= John De Cesare =

American sculptor and draftsman

John De Cesare (1890–1972) was an American ornamental sculptor working on New York Art Deco buildings during the 1920s and 1930s. In 1948, he retired from sculpture to engage in architectural pencil drawings, especially translating musical scores into graphic representation.

== Biography ==
De Cesare was born in Palermo, Italy in 1890. His parents emigrated to the US in 1895. He studied sculpture at the Cooper Union Art School, NY. During the 1920s, he worked as ornamental sculptor for architects like McKenzie, Vorrhees and Gemlin. In the 1930s, he created his own company, Stifter & De Cesare, with up to 50 employees until it ceased activities, around 1945-48. He then retired and devoted his time to architectural drawing until his death in New York in 1972.

== Sculpture ==
From 1916 on, the 1916 Zoning Resolution increased the number of skyscrapers being built in New York. Buildings were also meant to convey a strong corporate identity through architecture and ornaments. The prevalent architectural Art Deco style was characterized by the variety of materials used (steel, concrete, aluminium, stone, brick, ceramics, glass, etc.) and its exotic inspiration.
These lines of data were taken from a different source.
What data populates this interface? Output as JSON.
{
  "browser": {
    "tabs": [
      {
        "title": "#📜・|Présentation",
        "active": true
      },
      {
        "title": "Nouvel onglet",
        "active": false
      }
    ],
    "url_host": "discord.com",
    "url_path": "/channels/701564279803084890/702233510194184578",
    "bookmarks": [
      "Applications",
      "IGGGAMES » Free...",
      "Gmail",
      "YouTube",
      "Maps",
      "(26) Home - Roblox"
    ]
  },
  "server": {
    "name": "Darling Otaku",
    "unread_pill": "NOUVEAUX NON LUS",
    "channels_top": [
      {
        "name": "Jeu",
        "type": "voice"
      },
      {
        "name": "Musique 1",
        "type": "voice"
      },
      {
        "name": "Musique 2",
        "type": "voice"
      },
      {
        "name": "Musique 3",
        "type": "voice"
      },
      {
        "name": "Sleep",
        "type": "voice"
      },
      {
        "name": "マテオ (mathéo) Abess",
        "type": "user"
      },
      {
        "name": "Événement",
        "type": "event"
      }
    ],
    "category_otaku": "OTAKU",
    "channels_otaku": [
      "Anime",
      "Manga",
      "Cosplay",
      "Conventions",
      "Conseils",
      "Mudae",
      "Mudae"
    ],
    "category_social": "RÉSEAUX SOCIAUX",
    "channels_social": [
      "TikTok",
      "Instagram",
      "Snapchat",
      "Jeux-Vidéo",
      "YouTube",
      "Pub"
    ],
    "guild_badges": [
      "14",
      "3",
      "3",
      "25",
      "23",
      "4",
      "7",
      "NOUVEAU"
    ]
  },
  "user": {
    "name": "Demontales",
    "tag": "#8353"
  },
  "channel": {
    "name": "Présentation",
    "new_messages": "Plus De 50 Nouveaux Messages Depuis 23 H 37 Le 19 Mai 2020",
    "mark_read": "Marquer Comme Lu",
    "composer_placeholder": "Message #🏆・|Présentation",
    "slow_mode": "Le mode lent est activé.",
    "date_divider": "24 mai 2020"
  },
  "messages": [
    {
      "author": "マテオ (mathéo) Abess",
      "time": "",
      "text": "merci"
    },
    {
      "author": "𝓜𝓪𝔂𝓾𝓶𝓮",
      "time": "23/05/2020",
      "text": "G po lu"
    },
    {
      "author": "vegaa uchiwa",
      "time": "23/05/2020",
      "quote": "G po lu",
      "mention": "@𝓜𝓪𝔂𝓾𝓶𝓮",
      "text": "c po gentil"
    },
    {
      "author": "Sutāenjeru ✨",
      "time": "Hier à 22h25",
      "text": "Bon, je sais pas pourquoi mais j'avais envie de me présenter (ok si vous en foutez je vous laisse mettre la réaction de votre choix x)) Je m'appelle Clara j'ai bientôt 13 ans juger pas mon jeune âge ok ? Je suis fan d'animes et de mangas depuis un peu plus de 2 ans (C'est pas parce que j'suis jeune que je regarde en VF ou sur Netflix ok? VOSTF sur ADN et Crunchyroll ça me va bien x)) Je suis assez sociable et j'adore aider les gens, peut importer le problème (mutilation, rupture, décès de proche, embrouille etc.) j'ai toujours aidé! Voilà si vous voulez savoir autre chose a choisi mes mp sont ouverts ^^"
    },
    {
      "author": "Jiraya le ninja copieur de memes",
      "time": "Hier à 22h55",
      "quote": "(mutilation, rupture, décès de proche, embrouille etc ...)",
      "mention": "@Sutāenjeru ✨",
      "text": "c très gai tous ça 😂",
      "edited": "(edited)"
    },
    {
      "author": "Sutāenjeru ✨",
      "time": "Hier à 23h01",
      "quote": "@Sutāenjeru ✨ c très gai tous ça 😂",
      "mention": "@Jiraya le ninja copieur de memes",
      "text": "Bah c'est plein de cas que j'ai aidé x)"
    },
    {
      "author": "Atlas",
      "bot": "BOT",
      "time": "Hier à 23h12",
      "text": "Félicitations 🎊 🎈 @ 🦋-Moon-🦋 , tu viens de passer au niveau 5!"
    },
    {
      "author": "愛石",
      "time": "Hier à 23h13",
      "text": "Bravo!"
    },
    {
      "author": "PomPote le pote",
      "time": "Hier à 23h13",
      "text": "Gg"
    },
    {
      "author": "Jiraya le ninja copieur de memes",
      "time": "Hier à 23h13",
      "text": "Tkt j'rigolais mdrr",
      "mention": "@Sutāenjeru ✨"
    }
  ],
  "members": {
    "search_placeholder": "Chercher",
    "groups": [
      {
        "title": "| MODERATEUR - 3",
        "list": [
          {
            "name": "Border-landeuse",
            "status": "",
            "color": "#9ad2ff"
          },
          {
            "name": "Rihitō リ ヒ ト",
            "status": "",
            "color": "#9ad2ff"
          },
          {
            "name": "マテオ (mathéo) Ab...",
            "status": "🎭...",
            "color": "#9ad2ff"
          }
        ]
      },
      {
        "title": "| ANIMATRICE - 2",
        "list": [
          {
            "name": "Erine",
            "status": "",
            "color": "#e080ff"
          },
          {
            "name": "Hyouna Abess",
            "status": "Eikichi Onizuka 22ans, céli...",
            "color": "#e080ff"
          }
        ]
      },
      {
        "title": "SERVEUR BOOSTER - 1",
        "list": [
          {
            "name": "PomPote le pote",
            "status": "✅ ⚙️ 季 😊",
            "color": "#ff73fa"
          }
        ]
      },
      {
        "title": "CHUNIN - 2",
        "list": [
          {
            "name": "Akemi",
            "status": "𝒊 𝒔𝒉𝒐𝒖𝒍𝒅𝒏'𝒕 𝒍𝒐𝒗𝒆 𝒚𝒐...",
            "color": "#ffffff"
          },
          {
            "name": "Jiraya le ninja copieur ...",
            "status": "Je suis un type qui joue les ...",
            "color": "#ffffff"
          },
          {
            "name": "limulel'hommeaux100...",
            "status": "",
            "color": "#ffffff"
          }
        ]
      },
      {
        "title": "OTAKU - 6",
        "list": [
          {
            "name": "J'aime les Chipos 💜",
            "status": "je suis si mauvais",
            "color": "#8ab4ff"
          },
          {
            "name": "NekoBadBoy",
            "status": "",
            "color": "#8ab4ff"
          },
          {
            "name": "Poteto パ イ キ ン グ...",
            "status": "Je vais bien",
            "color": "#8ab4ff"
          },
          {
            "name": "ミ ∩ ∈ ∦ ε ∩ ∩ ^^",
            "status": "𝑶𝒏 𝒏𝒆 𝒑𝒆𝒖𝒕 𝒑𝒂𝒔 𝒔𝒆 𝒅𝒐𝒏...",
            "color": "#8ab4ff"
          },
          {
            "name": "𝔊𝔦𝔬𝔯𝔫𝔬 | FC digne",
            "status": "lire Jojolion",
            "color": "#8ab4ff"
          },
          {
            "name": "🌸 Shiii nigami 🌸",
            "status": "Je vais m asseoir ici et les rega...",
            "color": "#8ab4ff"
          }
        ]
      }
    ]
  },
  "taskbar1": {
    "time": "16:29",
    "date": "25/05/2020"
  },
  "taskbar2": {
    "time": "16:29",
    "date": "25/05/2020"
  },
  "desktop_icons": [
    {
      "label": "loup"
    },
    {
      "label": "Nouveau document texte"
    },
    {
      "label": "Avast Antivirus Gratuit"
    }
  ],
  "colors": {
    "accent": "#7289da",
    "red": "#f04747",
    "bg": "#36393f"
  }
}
John de Cesare created sculptural ornaments or bas-reliefs sculptures with motifs such as fruits, grapes, animals or humans, for the following buildings: the Verizon Building in Lower Manhattan (1923–27); the 1 Wall Street building (1929–32); and the Empire State Building (1927–29).

== Drawings ==
In 1948, John de Cesare retired from sculpture and started working privately on an amazing series of 250 color pencil drawings also influenced by Art Deco's ornamental style. These were architectural drawings translating information from business charts, photographs, songs or music scores. Cesare had devised a coherent system to translate almost any kind of information into graphic representations. 20 of these drawings were based on musical scores, from The Star-Spangled Banner to Wagner, from Stephen Foster's Swanee River, to Beethoven's Fifth Symphony, from Gounod's Ave Maria to a Bach Prelude. He devised a system of sound units where millimeters represented duration and pitch, what he calls the Space Rule Keys system. Notes become triangles where height equals pitch and length equals duration. Especially noticeable is a series of 5 drawings from 1956 translating Wagner’s Ride of the Valkyries (from Die Walküre, 1870). Most of his drawings are in the collections of the Cooper-Hewitt National Design Museum, Smithsonian Institution, New York. The Museum organized a retrospective exhibition to John De Cesare in 1984.